Periodic Tasks and Queue Processing in Django

In Python/Django Celery with RabbitMQ is widely used for background processing or distributed
task queue. Although Celery is really focused on being a distributed task queue, it can
also be used as scheduler using it's periodic tasks feature celerybeat which kicks
off tasks at regular intervals.

Installing

Installing Celery and RabbitMQ is quite easy.

First install RabbitMQ, add a new user and remove guest user. To use celery we need
to create a virtual host and allow new user access to that virtual host:

sudo apt-get install rabbitmq-server
sudo rabbitmqctl add_user new_user new_password
sudo rabbitmqctl delete_user guest
sudo rabbitmqctl add_vhost myvhost
sudo rabbitmqctl set_permissions -p myvhost new_user ".*" ".*" ".*"

If you don't want to use RabbitMQ then you can use Redis, MangoDB or Django Database.
For more information see other broker types.
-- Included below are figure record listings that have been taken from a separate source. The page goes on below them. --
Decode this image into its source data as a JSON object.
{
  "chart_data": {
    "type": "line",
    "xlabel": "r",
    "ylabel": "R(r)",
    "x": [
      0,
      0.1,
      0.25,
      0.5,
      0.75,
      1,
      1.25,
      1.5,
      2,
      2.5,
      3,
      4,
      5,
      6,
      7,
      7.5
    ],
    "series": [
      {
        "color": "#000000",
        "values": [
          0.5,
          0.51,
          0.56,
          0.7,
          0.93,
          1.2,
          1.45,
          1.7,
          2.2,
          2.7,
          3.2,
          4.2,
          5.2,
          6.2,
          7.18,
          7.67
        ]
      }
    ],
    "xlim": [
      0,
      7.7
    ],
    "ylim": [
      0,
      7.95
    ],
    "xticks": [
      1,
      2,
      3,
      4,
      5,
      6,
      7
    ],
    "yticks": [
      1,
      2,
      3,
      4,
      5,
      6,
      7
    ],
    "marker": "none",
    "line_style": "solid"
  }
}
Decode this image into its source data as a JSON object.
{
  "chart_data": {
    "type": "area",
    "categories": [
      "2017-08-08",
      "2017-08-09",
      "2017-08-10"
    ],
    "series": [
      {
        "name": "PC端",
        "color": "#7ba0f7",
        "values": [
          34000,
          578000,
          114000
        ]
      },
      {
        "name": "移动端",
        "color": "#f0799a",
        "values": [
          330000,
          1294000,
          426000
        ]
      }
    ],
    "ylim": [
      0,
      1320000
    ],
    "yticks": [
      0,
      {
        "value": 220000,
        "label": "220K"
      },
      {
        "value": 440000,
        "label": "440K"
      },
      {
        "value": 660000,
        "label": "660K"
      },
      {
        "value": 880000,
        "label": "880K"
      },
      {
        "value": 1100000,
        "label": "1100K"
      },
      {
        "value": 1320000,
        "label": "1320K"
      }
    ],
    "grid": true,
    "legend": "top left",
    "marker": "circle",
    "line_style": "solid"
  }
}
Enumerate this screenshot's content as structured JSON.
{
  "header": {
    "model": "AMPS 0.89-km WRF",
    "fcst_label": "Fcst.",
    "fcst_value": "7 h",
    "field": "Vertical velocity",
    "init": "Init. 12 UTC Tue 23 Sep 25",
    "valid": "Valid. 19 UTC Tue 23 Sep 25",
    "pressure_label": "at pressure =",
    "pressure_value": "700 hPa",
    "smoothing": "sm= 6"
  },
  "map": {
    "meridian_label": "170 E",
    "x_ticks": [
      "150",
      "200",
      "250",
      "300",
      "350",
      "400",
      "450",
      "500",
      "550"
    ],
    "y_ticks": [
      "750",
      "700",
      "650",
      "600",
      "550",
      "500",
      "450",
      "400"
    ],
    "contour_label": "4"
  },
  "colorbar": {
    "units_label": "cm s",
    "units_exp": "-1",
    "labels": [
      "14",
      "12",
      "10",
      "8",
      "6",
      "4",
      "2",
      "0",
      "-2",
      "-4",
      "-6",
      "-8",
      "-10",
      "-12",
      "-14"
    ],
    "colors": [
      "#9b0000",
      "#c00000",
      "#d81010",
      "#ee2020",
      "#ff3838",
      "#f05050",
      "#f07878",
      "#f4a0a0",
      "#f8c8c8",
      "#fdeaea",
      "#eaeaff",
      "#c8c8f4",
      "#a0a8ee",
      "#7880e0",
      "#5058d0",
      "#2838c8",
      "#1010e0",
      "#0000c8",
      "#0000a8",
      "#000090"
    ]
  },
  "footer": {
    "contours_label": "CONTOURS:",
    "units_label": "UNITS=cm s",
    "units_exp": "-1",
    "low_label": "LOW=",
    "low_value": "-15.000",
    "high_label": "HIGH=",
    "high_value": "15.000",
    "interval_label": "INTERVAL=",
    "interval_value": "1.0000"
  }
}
Then install, Celery and django-celery,

sudo pip install celery django-celery

Using Celery in Djngo

Add djcelery to INSTALLED_APPS. Then add the following lines to settings.py

import djcelery
djcelery.setup_loader()

Synchronize the celery database tables::

python manage.py syncdb

Configure the broker settings, by adding the following to your settings.py

BROKER_HOST = "localhost"
BROKER_PORT = 5672
BROKER_USER = "new_user"
BROKER_PASSWORD = "new_password"
BROKER_VHOST = "myvhost"
# List of modules to import when celery starts.
CELERY_IMPORTS = ("myapp.tasks", )

Use corresponding commands to manage the tasks,

python manage.py celeryd
python manage.py celerybeat
python manage.py camqadm
python manage.py celeryev

If you are using mod_wsgi in production then you should also add following to .wsgi
file,

import os
os.environ["CELERY_LOADER"] = "django"

Use Cases

1. djnago-notification

djnago-notification [] in blocking mode can make your application very slow. To queue all notifications add following in settings.py

NOTIFICATION_QUEUE_ALL = True

Normally you can use,

python manage.py emit_signals

2. django-mailer

django-mailer is asynchronous.After putting mail on the queue you need to periodically
tell it to clear the queue and actually send the mail using,

python manage.py send_mail

Solution using Celery and RabbitMQ

A better way will be to run Celery tasks in beat mode, so create a tasks.py in
project root folder (same level to settings.py)

from celery.task.schedules import crontab
from celery.decorators import periodic_task
# Get django-mailer management function to fire notification queue
from notification.engine import send_all
# Get django-mailer management function to fire mail queue
from mailer.engine import send_all as send_all_mail

# this will run every minute, * is every
@periodic_task(run_every=crontab(hour="*", minute="*", day_of_week="*"))
def project_tasks():    
    send_all()
    send_all_mail()

Now run the celery daemon celeryd in "beat" mode (-B). You can also run celery daemon in
background mode with celeryd_detach

sudo ./manage.py celeryd -v 2 -B -s celery -E -l INFO
sudo ./manage.py celeryd_detach -B -s celery -E -l INFO

Running celeryd as a daemon using init script

Although you can use celeryd_detach to run celeryd daemon in background, but in
production environment you are better with init scripts as you can start and stop
the deamon when you want. Download init script for celeryd and create the file
/etc/init.d/celeryd add content of downloaded script to it and make it
executable.

sudo nano /etc/init.d/celeryd
sudo chmod +x /etc/init.d/celeryd
Usage:	/etc/init.d/celeryd {start|stop|restart|status}

Now create configuration file: /etc/default/celeryd and add following,

# Name of nodes to start, here we have a single node
CELERYD_NODES="w1"
# or we could have multiple nodes:
#CELERYD_NODES="w1 w2 w3"

# Where to chdir at start.
#CELERYD_CHDIR="/home/abhi/GIT-DO-NOT-DELETE/biznecto/"
CELERYD_CHDIR="/your/django/project/"

# Name of the projects settings module.
export DJANGO_SETTINGS_MODULE="settings"

# How to call "manage.py celeryd_multi"
CELERYD_MULTI="$CELERYD_CHDIR/manage.py celeryd_multi"

# Extra arguments to celeryd
CELERYD_OPTS="--time-limit=300 --concurrency=8 -B -s celery -E -l INFO"

# Name of the celery config module.
#CELERY_CONFIG_MODULE="celeryconfig"

# %n will be replaced with the nodename. You should create corresponding folders
#CELERYD_LOG_FILE="/var/log/celery/%n.log"
#CELERYD_PID_FILE="/var/run/celery/%n.pid"

# Workers should run as an unprivileged user. Avoid running as sudo user.
#CELERYD_USER="celery"
#CELERYD_GROUP="celery"